Tuve frecuentes encuentros con la comunidad zoroastriana. Ahora, de viejo, era tratado con deferencia. Pero jamás logré interesar a los zoroastrianos en las ideas de deidad o no deidad que había encontrado en el oriente. También observé, con más resignación que alarma, que la singularidad del Sabio Señor se estaba fragmentando. Los viejos dioses-demonios retornaban disfrazados de aspectos del Uno que es Dos pero volverá a ser Uno nuevamente al final del tiempo del largo dominio. Los dioses-demonios no se rinden fácilmente. Hace poco, el Gran Rey erigió un altar a Arta, la justicia, como si esa cualidad fuera un dios aparte.
El ostracismo de Cimón tuvo una buena consecuencia Quiero decir para Persia. Cuando Cimón reinaba en Atenas, no había ninguna posibilidad de paz entre el imperio y los aliados griegos. A su caída, el líder democrático Efialtes restauró rápidamente el poder de la asamblea del pueblo. Cuando Efialtes, en recompensa por sus esfuerzos, fue asesinado, el mando pasó al joven Pericles, cuya primera decisión fue la paz con Persia.

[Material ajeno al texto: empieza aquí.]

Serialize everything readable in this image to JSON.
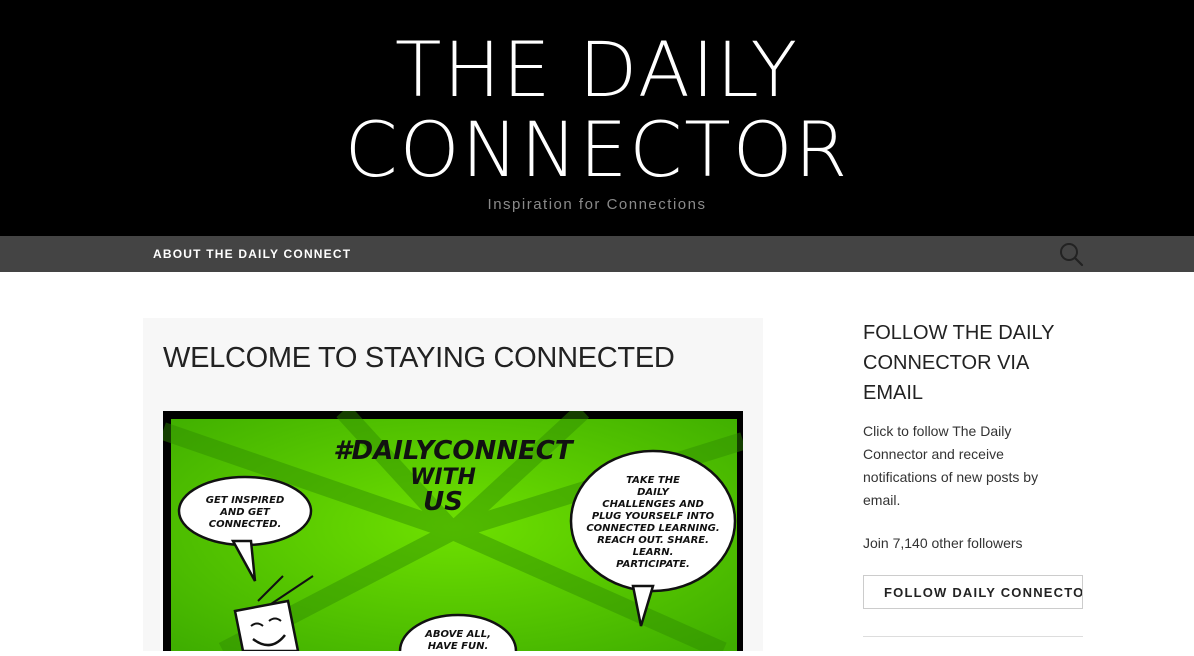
{
  "site": {
    "title_line1": "THE DAILY",
    "title_line2": "CONNECTOR",
    "tagline": "Inspiration for Connections"
  },
  "nav": {
    "items": [
      {
        "label": "ABOUT THE DAILY CONNECT"
      }
    ],
    "search_icon": "search-icon"
  },
  "post": {
    "title": "WELCOME TO STAYING CONNECTED",
    "image": {
      "headline_line1": "#DAILYCONNECT",
      "headline_line2": "WITH",
      "headline_line3": "US",
      "bubble_left": [
        "GET INSPIRED",
        "AND GET",
        "CONNECTED."
      ],
      "bubble_right": [
        "TAKE THE",
        "DAILY",
        "CHALLENGES AND",
        "PLUG YOURSELF INTO",
        "CONNECTED LEARNING.",
        "REACH OUT. SHARE.",
        "LEARN.",
        "PARTICIPATE."
      ],
      "bubble_bottom": [
        "ABOVE ALL,",
        "HAVE FUN."
      ]
    }
  },
  "sidebar": {
    "widget_title": "FOLLOW THE DAILY CONNECTOR VIA EMAIL",
    "description": "Click to follow The Daily Connector and receive notifications of new posts by email.",
    "followers": "Join 7,140 other followers",
    "follow_button": "FOLLOW DAILY CONNECTOR"
  },
  "colors": {
    "header_bg": "#000000",
    "nav_bg": "#444444",
    "comic_green": "#5cd400"
  }
}
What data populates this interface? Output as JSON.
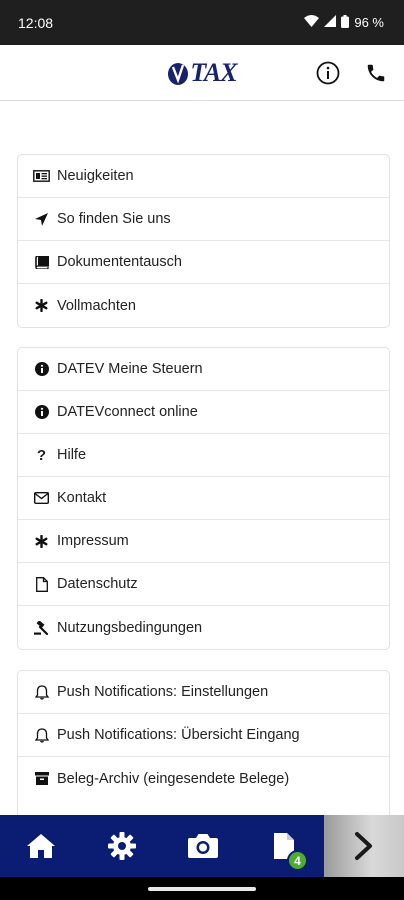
{
  "status_bar": {
    "time": "12:08",
    "battery": "96 %"
  },
  "header": {
    "logo_text": "TAX",
    "logo_letter": "V",
    "icons": [
      "info-icon",
      "phone-icon"
    ]
  },
  "menu_group_1": [
    {
      "label": "Neuigkeiten",
      "icon": "newspaper-icon"
    },
    {
      "label": "So finden Sie uns",
      "icon": "location-arrow-icon"
    },
    {
      "label": "Dokumententausch",
      "icon": "book-icon"
    },
    {
      "label": "Vollmachten",
      "icon": "asterisk-icon"
    }
  ],
  "menu_group_2": [
    {
      "label": "DATEV Meine Steuern",
      "icon": "info-circle-icon"
    },
    {
      "label": "DATEVconnect online",
      "icon": "info-circle-icon"
    },
    {
      "label": "Hilfe",
      "icon": "question-icon"
    },
    {
      "label": "Kontakt",
      "icon": "envelope-icon"
    },
    {
      "label": "Impressum",
      "icon": "asterisk-icon"
    },
    {
      "label": "Datenschutz",
      "icon": "file-icon"
    },
    {
      "label": "Nutzungsbedingungen",
      "icon": "gavel-icon"
    }
  ],
  "menu_group_3": [
    {
      "label": "Push Notifications: Einstellungen",
      "icon": "bell-icon"
    },
    {
      "label": "Push Notifications: Übersicht Eingang",
      "icon": "bell-icon"
    },
    {
      "label": "Beleg-Archiv (eingesendete Belege)",
      "icon": "archive-icon"
    }
  ],
  "bottom_nav": {
    "items": [
      "home-icon",
      "gear-icon",
      "camera-icon",
      "document-icon",
      "chevron-right-icon"
    ],
    "badge_count": "4"
  },
  "colors": {
    "brand_navy": "#0b1c73",
    "badge_green": "#4cae2f"
  }
}
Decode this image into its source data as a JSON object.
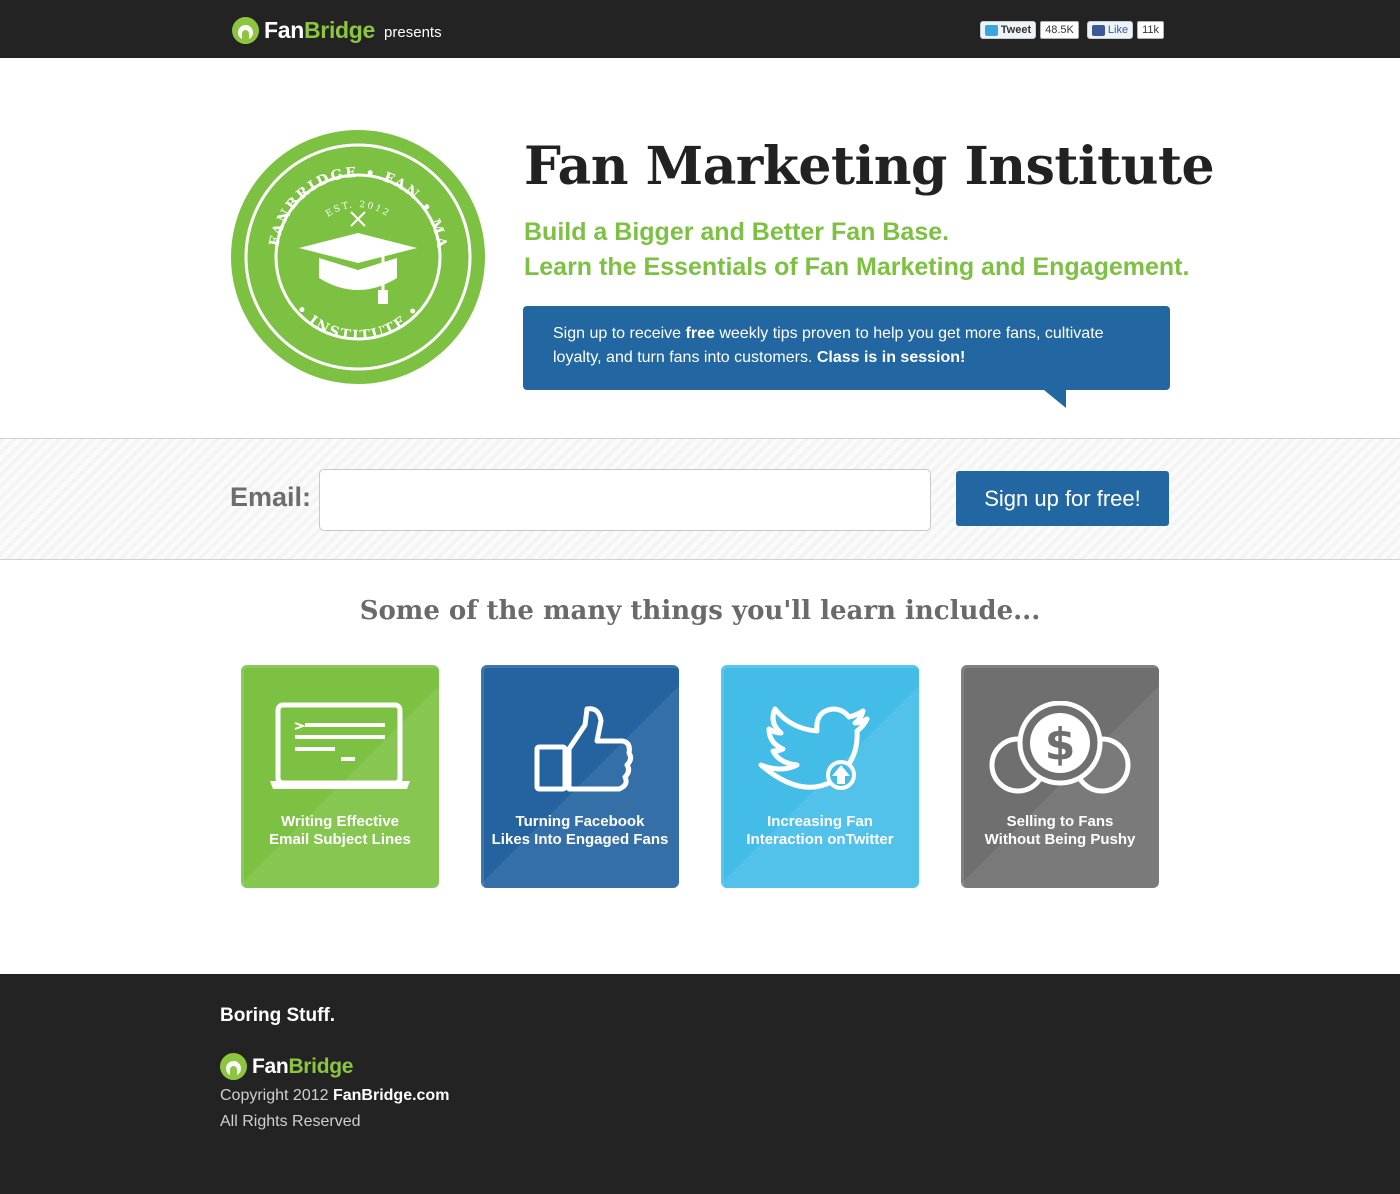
{
  "topbar": {
    "brand_fan": "Fan",
    "brand_bridge": "Bridge",
    "presents": "presents",
    "tweet_label": "Tweet",
    "tweet_count": "48.5K",
    "like_label": "Like",
    "like_count": "11k"
  },
  "badge": {
    "arc_top": "FAN",
    "arc_right": "MARKETING",
    "arc_bottom": "INSTITUTE",
    "arc_left": "FANBRIDGE",
    "est": "EST. 2012"
  },
  "hero": {
    "title": "Fan Marketing Institute",
    "subtitle_line1": "Build a Bigger and Better Fan Base.",
    "subtitle_line2": "Learn the Essentials of Fan Marketing and Engagement.",
    "callout_part1": "Sign up to receive ",
    "callout_bold1": "free",
    "callout_part2": " weekly tips proven to help you get more fans, cultivate loyalty, and turn fans into customers. ",
    "callout_bold2": "Class is in session!"
  },
  "signup": {
    "email_label": "Email:",
    "email_value": "",
    "email_placeholder": "",
    "button_label": "Sign up for free!"
  },
  "learn": {
    "heading": "Some of the many things you'll learn include...",
    "cards": [
      {
        "line1": "Writing Effective",
        "line2": "Email Subject Lines",
        "icon": "laptop-icon",
        "color": "#7dc142"
      },
      {
        "line1": "Turning Facebook",
        "line2": "Likes Into Engaged Fans",
        "icon": "thumbs-up-icon",
        "color": "#2463a0"
      },
      {
        "line1": "Increasing Fan",
        "line2": "Interaction onTwitter",
        "icon": "twitter-bird-icon",
        "color": "#43bde8"
      },
      {
        "line1": "Selling to Fans",
        "line2": "Without Being Pushy",
        "icon": "coins-icon",
        "color": "#6f6f6f"
      }
    ]
  },
  "footer": {
    "heading": "Boring Stuff.",
    "brand_fan": "Fan",
    "brand_bridge": "Bridge",
    "copyright_prefix": "Copyright 2012 ",
    "copyright_site": "FanBridge.com",
    "rights": "All Rights Reserved"
  },
  "colors": {
    "brand_green": "#8cc63f",
    "accent_blue": "#2267a2",
    "topbar_bg": "#232323"
  }
}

Envió a Persépolis una embajada cuya cabeza era Calias.
Y así fue que, a mis sesenta años, recibí la orden de comparecer ante el Gran Rey en Persépolis. Yo estaba tranquilo. Era natural: ya no siento angustia ni temor cuando alguien poderoso me llama, sin excluir a nuestro potentado local, el general Pericles. Podría decir, parafraseando a Confucio, que la muerte está cerca y los reyes lejos.
No había visitado Persépolis desde el momento de la coronación de Artajerjes. Cuando me presenté en el palacio de invierno, era un desconocido para todos, excepto unos pocos eunucos de la segunda sala de la cancillería, que lloraron al verme. Los eunucos tienen tendencia al sentimentalismo cuando envejecen. Yo no. Más bien al contrario. Pero es verdad que nosotros, los ancianos, somos lo único que queda del reino de Darío, y del gran mediodía de Persia. Y tenemos mucho de que hablar, y aun de que llorar.